Mike: It is not anything I’ve used in the branding yet. I made a glass with it, as you can see. Other than that, I haven’t really used it that much. I am getting away from our look, as I’m tired of it. I just don’t think it pops. I want to get a new artist to help us with that. And I would like to renovate our brand image. If you look to our cans right now, they’re based in sardine labels that were made in this town years ago. Those work well, and they have a retroish look. I don’t want to change those, but the stars, and the collabs… They’re starting to get boring. Goddam graphic designers, only using Pantone colors. They call them pastels. The worst colours in the world.

Dotmaster
Dotmaster's grafitti at Lervig.

Your brewery is privately owned—what does it mean when planning your business what do you think about the trend of crowdfunding?

“I’ve never saw myself as a corporate type of person. But the better we get, the more corporate like we have to become.”

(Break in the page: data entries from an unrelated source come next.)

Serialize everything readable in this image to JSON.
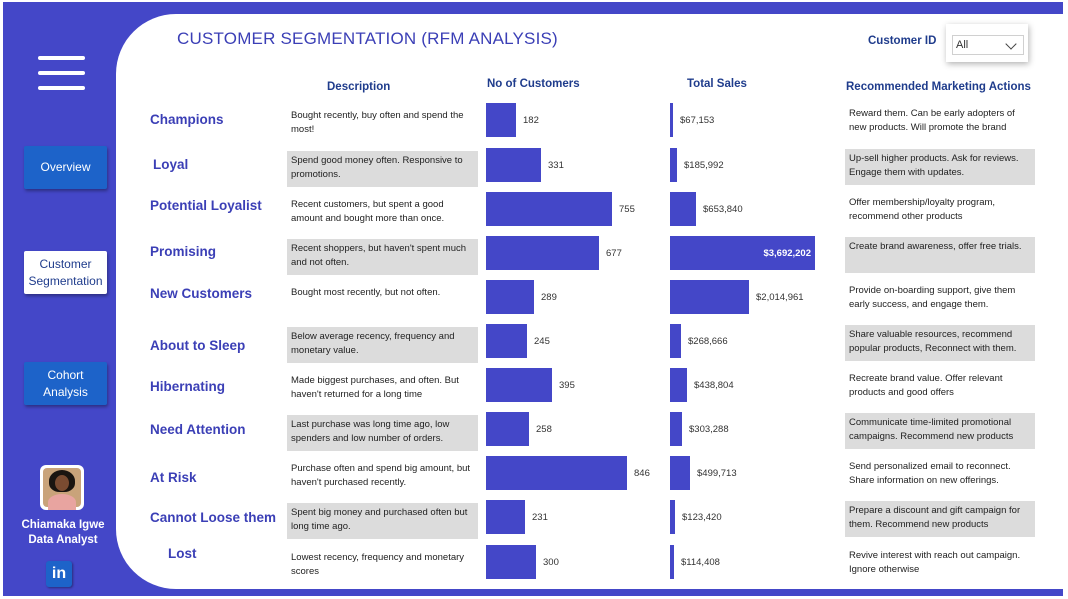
{
  "title": "CUSTOMER SEGMENTATION (RFM ANALYSIS)",
  "filter": {
    "label": "Customer ID",
    "value": "All"
  },
  "nav": [
    {
      "label": "Overview",
      "style": "blue"
    },
    {
      "label": "Customer\nSegmentation",
      "style": "white"
    },
    {
      "label": "Cohort\nAnalysis",
      "style": "blue"
    }
  ],
  "profile": {
    "name": "Chiamaka Igwe",
    "role": "Data Analyst",
    "linkedin": "in"
  },
  "columns": {
    "description": "Description",
    "customers": "No of Customers",
    "sales": "Total Sales",
    "actions": "Recommended Marketing Actions"
  },
  "colors": {
    "primary": "#4447c8",
    "nav_button": "#1d63c9",
    "shade": "#dcdcdc"
  },
  "segments": [
    {
      "name": "Champions",
      "description": "Bought recently, buy often and spend the most!",
      "customers": 182,
      "customers_label": "182",
      "sales": 67153,
      "sales_label": "$67,153",
      "action": "Reward them. Can be early adopters of new products. Will promote the brand"
    },
    {
      "name": "Loyal",
      "description": "Spend good money often. Responsive to promotions.",
      "customers": 331,
      "customers_label": "331",
      "sales": 185992,
      "sales_label": "$185,992",
      "action": "Up-sell higher products. Ask for reviews. Engage them with updates."
    },
    {
      "name": "Potential Loyalist",
      "description": "Recent customers, but spent a good amount and bought more than once.",
      "customers": 755,
      "customers_label": "755",
      "sales": 653840,
      "sales_label": "$653,840",
      "action": "Offer membership/loyalty program, recommend other products"
    },
    {
      "name": "Promising",
      "description": "Recent shoppers, but haven't spent much and not often.",
      "customers": 677,
      "customers_label": "677",
      "sales": 3692202,
      "sales_label": "$3,692,202",
      "action": "Create brand awareness, offer free trials."
    },
    {
      "name": "New Customers",
      "description": "Bought most recently, but not often.",
      "customers": 289,
      "customers_label": "289",
      "sales": 2014961,
      "sales_label": "$2,014,961",
      "action": "Provide on-boarding support, give them early success, and engage them."
    },
    {
      "name": "About to Sleep",
      "description": "Below average recency, frequency and monetary value.",
      "customers": 245,
      "customers_label": "245",
      "sales": 268666,
      "sales_label": "$268,666",
      "action": "Share valuable resources, recommend popular products, Reconnect with them."
    },
    {
      "name": "Hibernating",
      "description": "Made biggest purchases, and often. But haven't returned for a long time",
      "customers": 395,
      "customers_label": "395",
      "sales": 438804,
      "sales_label": "$438,804",
      "action": "Recreate brand value. Offer relevant products and good offers"
    },
    {
      "name": "Need Attention",
      "description": "Last purchase was long time ago, low spenders and low number of orders.",
      "customers": 258,
      "customers_label": "258",
      "sales": 303288,
      "sales_label": "$303,288",
      "action": "Communicate time-limited promotional campaigns. Recommend  new products"
    },
    {
      "name": "At Risk",
      "description": "Purchase often and spend big amount, but haven't purchased recently.",
      "customers": 846,
      "customers_label": "846",
      "sales": 499713,
      "sales_label": "$499,713",
      "action": "Send personalized email to reconnect. Share information on new offerings."
    },
    {
      "name": "Cannot Loose them",
      "description": "Spent big money and purchased often but long time ago.",
      "customers": 231,
      "customers_label": "231",
      "sales": 123420,
      "sales_label": "$123,420",
      "action": "Prepare a discount and gift campaign for them. Recommend new products"
    },
    {
      "name": "Lost",
      "description": "Lowest recency, frequency and monetary scores",
      "customers": 300,
      "customers_label": "300",
      "sales": 114408,
      "sales_label": "$114,408",
      "action": "Revive interest with reach out campaign. Ignore otherwise"
    }
  ]
}
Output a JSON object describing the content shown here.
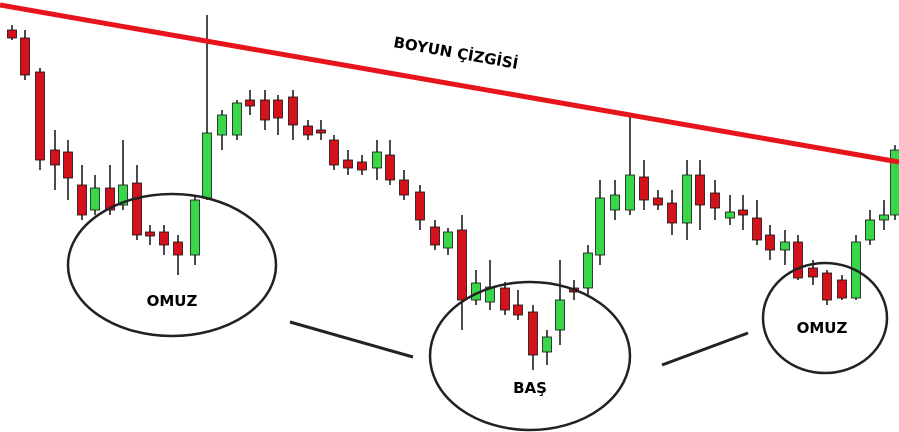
{
  "annotations": {
    "neckline": "BOYUN ÇİZGİSİ",
    "left_shoulder": "OMUZ",
    "head": "BAŞ",
    "right_shoulder": "OMUZ"
  }
}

Mike: Being privately owned allow us to have more freedom—I guess. And I’ve never saw myself as a corporate type of person. But I think the better we get, the more corporate like we have to become. We’re producing goods for the consumer. So it still have to inspire confidence in the consumer. The better you get, the more things you can screw up, and the more it’s going to cost. So, you need to have a little bit more awareness. So that’s one thing. So I don’t still see any problem on being privately owned. We’re still planning our business, planning to expand. Because of the way that business works. If you want to run with the big boys, you always have to run with them. You cannot get up there quickly if you are not in the right place, at the right time and with the right name. Some people can be taking seriously very quickly—like Beavertown. They’re in London though, and I’m in Stavanger. Maybe if I would be sitting outside of London, I might been up there too. My goal isn’t to grow this brand and sell it out. But if it’s going to stay as hard as it is—and the growth is going to be as slow as it is—I will probably consider it, because things have to be good for everyone.

Inside of Lervig
Inside of Lervig's Factory.

As far as crowdfunding, for raising funds, we’d love to do it. We’re thinking on doing a new emission, so we can expand the brewery and move to a new location. But we are not allowed in Norway to do crowdfunding about alcohol. But I would love to do it. But in Norway we cannot give beer in exchange. There is some thing we just cannot do. Laws here are so limiting. Until last year, you couldn’t even have a website to show your products. So we couldn’t even tell people what we were doing. And legally, we cannot have a Facebook, a Twitter, any social media. That’s a pretty big disadvantage, because Heineken sells here, and they can have a website. But I can’t. I don’t know what’s wrong with the people in charge, but for some reason the Norwegians aren’t changing. Even though they drink like fish. Last summer, they were discussing some law changes that would allow people to drink in the parks. And 9 out of 10 people are saying “this is a really bad idea, we will have drunk people all over the streets”. Why don’t they move the line a little bit, make things better? Am I worried about that. Because there is already drunk people anywhere.

What are your upcoming plans?

Mike: Working on improving the quality. Tweaking the brewery. Trying just to get the products ready for the big leagues. I’m really focused in getting those sort of things right. Until now, I’ve been good, but I want to make sure that things don’t really go back. Protecting what I already have done. Then I have a lot of ideas. Sometimes I want to make a new stout. Sometimes I want to make a new quad. I don’t really have a strong plan, but I thing getting organized is the main thing. Getting more organized in how we’re brewing, what we’re brewing. And increasing our sales. What I’ve realized now is that I might make the best beer in the world, but if I cannot tell to anyone, then it doesn’t matter. We’ve got a lot of potential that is getting wasted away because we’re not getting to the right sales channel. I want to learn how to push this brand to the next level, that’s what the most successful craft brewers have been to do. I have been always the guy who brewed, so now I have to start thinking on a new level.